An experimental assessment of model-based solvent selection for enhancing chemical reactions
- Experimentelle Bewertung der modellbasierten Lösungsmittelauswahl zur Beschleunigung chemischer Reaktionen
Tsichla, Angeliki; Marquardt, Wolfgang (Thesis advisor); Liauw, Marcel (Thesis advisor)
Dissertation / PhD Thesis
Dissertation, RWTH Aachen University, 2018
Scientific advances in the field of chemistry have established that solvents have a critical impact on the rate of a wide array of chemical reactions. This has triggered the interest of academia and industry for the search of solvents that optimize reaction kinetics. Yet, there are only a few systematic approaches to guide solvent selection in this direction and to date, a systematic model-based approach that considers direct applicability to industrial reaction problems has not been reported. In this study, a hybrid experimental/model-based solvent selection methodology built around the solvatochromic equation is established for the prediction of the best solvent(s) for an industrial chemical process at minimum experimental effort. For the rapid data generation and quantification, a modular continuous reactor coupled with real-time analytics has been set up. The solvatochromic equation was used to model the solvent effects on the reaction rates. The solvents that were experimentally investigated were selected from a solvent database consisting of known organic solvents and structures generated with the aid of CAMD techniques which was further refined to meet the specific reaction requirements, environmental and health constraints and equipment limitations.

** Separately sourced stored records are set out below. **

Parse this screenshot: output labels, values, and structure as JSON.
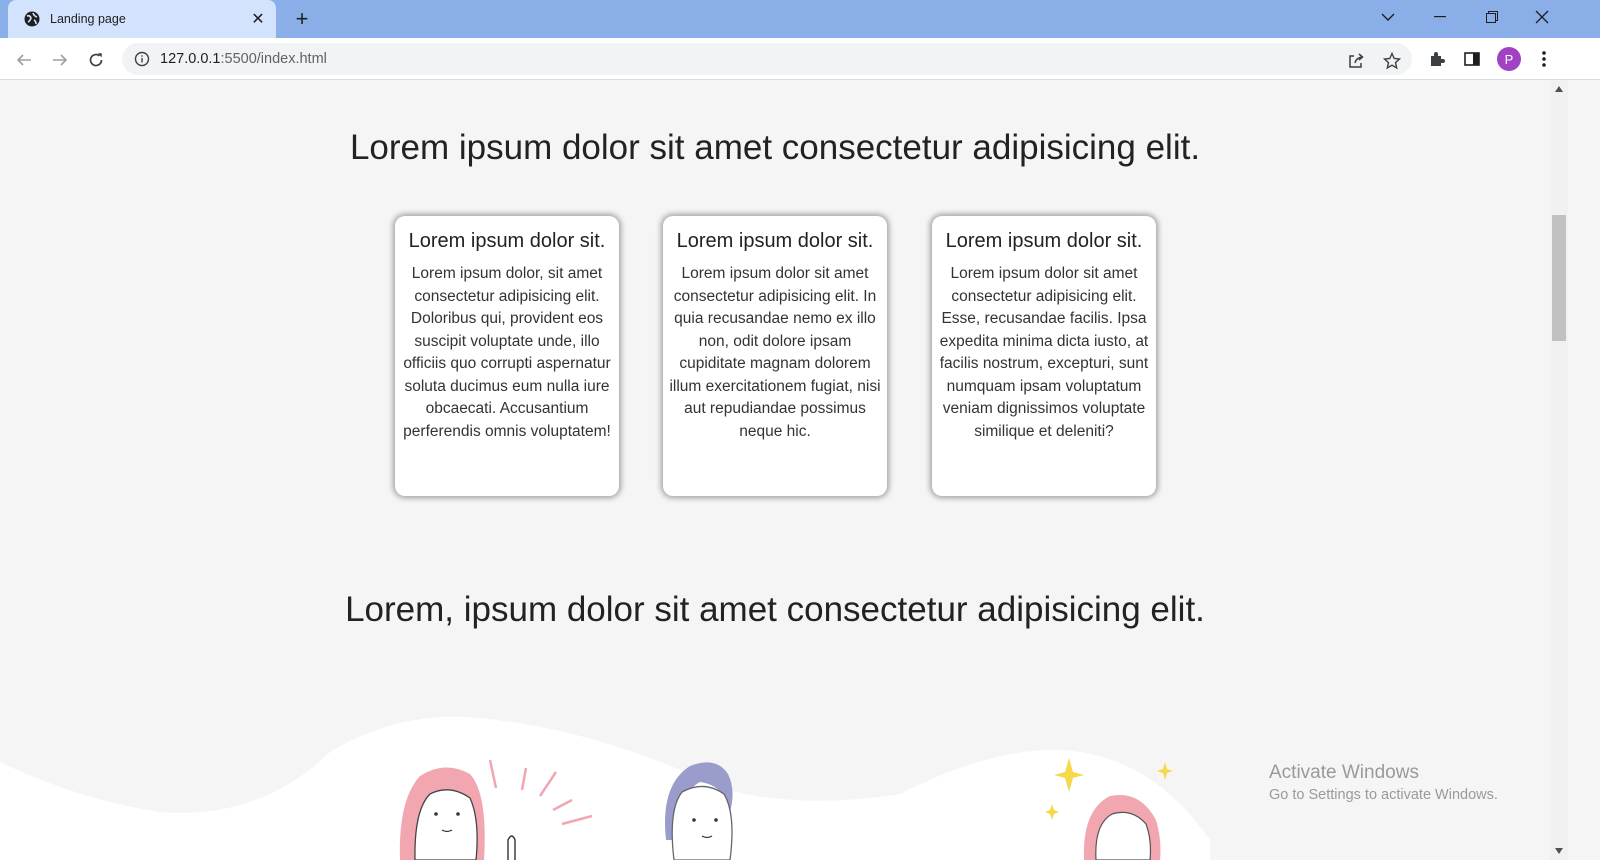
{
  "browser": {
    "tab_title": "Landing page",
    "url_host": "127.0.0.1",
    "url_path": ":5500/index.html",
    "profile_initial": "P"
  },
  "page": {
    "heading_1": "Lorem ipsum dolor sit amet consectetur adipisicing elit.",
    "cards": [
      {
        "title": "Lorem ipsum dolor sit.",
        "text": "Lorem ipsum dolor, sit amet consectetur adipisicing elit. Doloribus qui, provident eos suscipit voluptate unde, illo officiis quo corrupti aspernatur soluta ducimus eum nulla iure obcaecati. Accusantium perferendis omnis voluptatem!"
      },
      {
        "title": "Lorem ipsum dolor sit.",
        "text": "Lorem ipsum dolor sit amet consectetur adipisicing elit. In quia recusandae nemo ex illo non, odit dolore ipsam cupiditate magnam dolorem illum exercitationem fugiat, nisi aut repudiandae possimus neque hic."
      },
      {
        "title": "Lorem ipsum dolor sit.",
        "text": "Lorem ipsum dolor sit amet consectetur adipisicing elit. Esse, recusandae facilis. Ipsa expedita minima dicta iusto, at facilis nostrum, excepturi, sunt numquam ipsam voluptatum veniam dignissimos voluptate similique et deleniti?"
      }
    ],
    "heading_2": "Lorem, ipsum dolor sit amet consectetur adipisicing elit."
  },
  "watermark": {
    "line1": "Activate Windows",
    "line2": "Go to Settings to activate Windows."
  },
  "colors": {
    "tabbar": "#8aaee8",
    "active_tab": "#d3e3fd",
    "page_background": "#f5f5f5",
    "avatar": "#a142c3",
    "illustration_pink": "#f2a7b0",
    "illustration_purple": "#9a9ccc",
    "sparkle_yellow": "#f5d94a"
  },
  "icons": {
    "favicon": "globe-icon",
    "tab_close": "close-icon",
    "new_tab": "plus-icon",
    "tab_search": "chevron-down-icon",
    "minimize": "minimize-icon",
    "restore": "restore-icon",
    "close_window": "close-icon",
    "back": "arrow-left-icon",
    "forward": "arrow-right-icon",
    "reload": "reload-icon",
    "site_info": "info-icon",
    "share": "share-icon",
    "bookmark": "star-icon",
    "extensions": "puzzle-icon",
    "side_panel": "side-panel-icon",
    "menu": "kebab-menu-icon"
  }
}
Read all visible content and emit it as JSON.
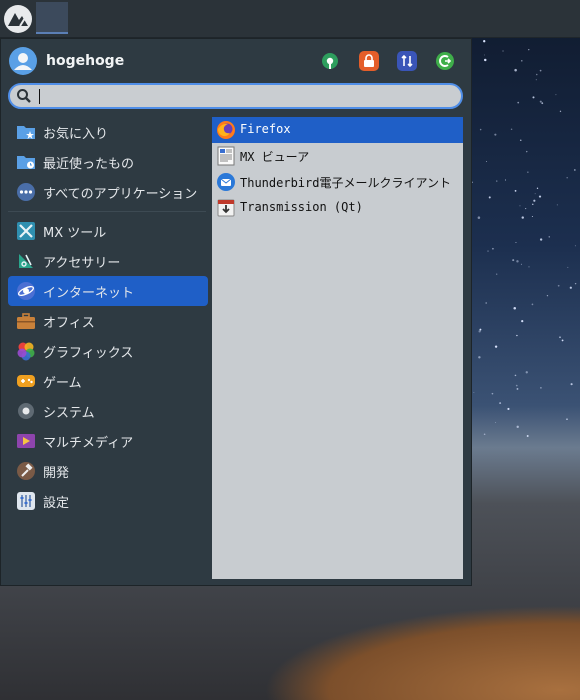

The selection was diversity-oriented, aiming at the acquisition of the maximum possible information at the least experimental effort. The methodology was applied on the amination of ethyl trichloroacetate with liquefied ammonia, a reaction of industrial interest. Two of the predicted promising solvents were verified experimentally, demonstrating the predictive ability of the methodology. The established methodology can be used as a starting point for further improvement. Inclusion of ionic liquids, supercritical fluids and structures generated with the aid of Computer Aided Molecular Design (CAMD) techniques in the solvent database, may reveal new promising solvent candidates, opening new windows in chemical synthesis. Coupling with model identification and discrimination techniques can further minimize the experimental effort involved. The current approach deals with the enhancement of the rate of the reaction leading to the desired products and the reduction of the rate of the side reactions as two independent objectives. Future research could be dedicated into treating the two objectives as a unified one.